Introduction to our choices
- The COVID-19 pandemic will reshape all our economic choices. Nations have made a crucial choice in recent weeks, choosing human life over economic growth.
- Governments including ours have mandated lockdowns to slow the pandemic, relieve the pressure on their hospitals and save lives.
- Economics is about choices, a study of ‘human behaviour as a relationship between ends and scarce means’. Trade-offs are central to these choices.
- On the one hand, there will be massive economic costs.
- On the other hand, updates land in our phones on a minute-by-minute basis, invoking both our empathy and our fear.
- Our choice is obvious — human life over economic growth.
Do we really always choose to save lives?
- For decades, we have chosen profits and growth over human lives.
- The World Health Organization (WHO) estimates that 4.2 million lives are lost annually due to air pollution.
- These deaths occur in dispersed locations, through varying illnesses and outside our frenzied social media feeds. Therefore, the choice is not as clear to us.
- It is a choice between 4.2 million lives and the marginal returns from industries choosing polluting vs. non-polluting technologies.
- This is not a Luddite call to replace our cars with carriages. Cleaner technologies are available, for instance, through our IFAD programs, low-cost technologies are being developed even for smallholder farmers.

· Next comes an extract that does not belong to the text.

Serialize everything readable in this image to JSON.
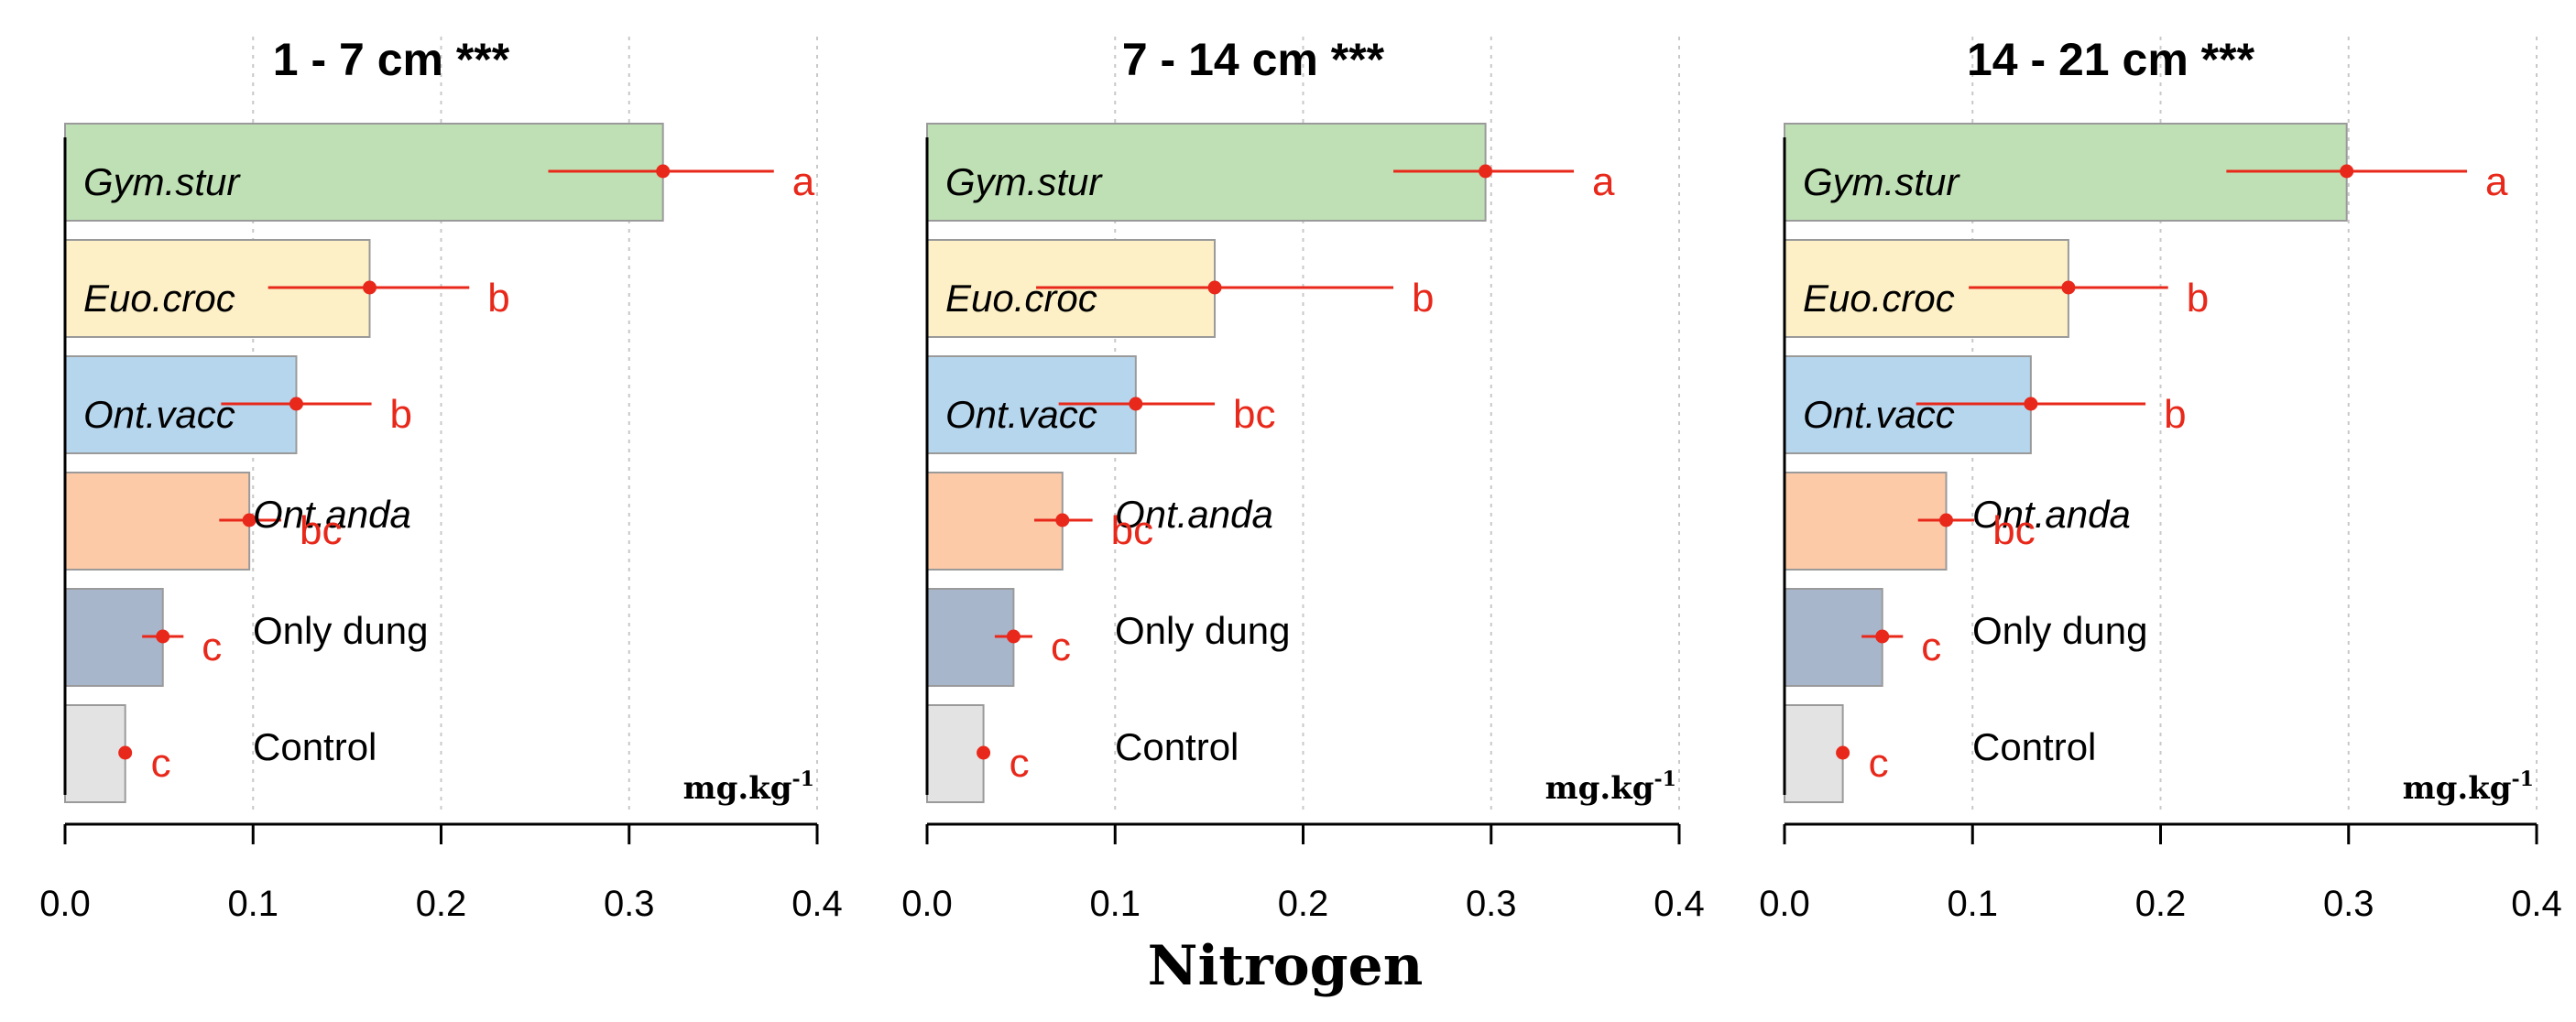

Saving lives is not something that is easily being done now
- Social Distancing is hardly viable for the 2% of the global population who are homeless or the 20% who lack adequate housing.
- Social distancing will also take a disproportionate economic toll on the informal sector, employing up to 60% of the working population globally and 90% in India.
- The cure could trigger deep poverty and a food security crisis, actually endangering more lives.
- According to UNICEF, even prior to COVID-19, diseases directly linked to lack of safe water killed 1,400 children under five every day, globally over half a million a year.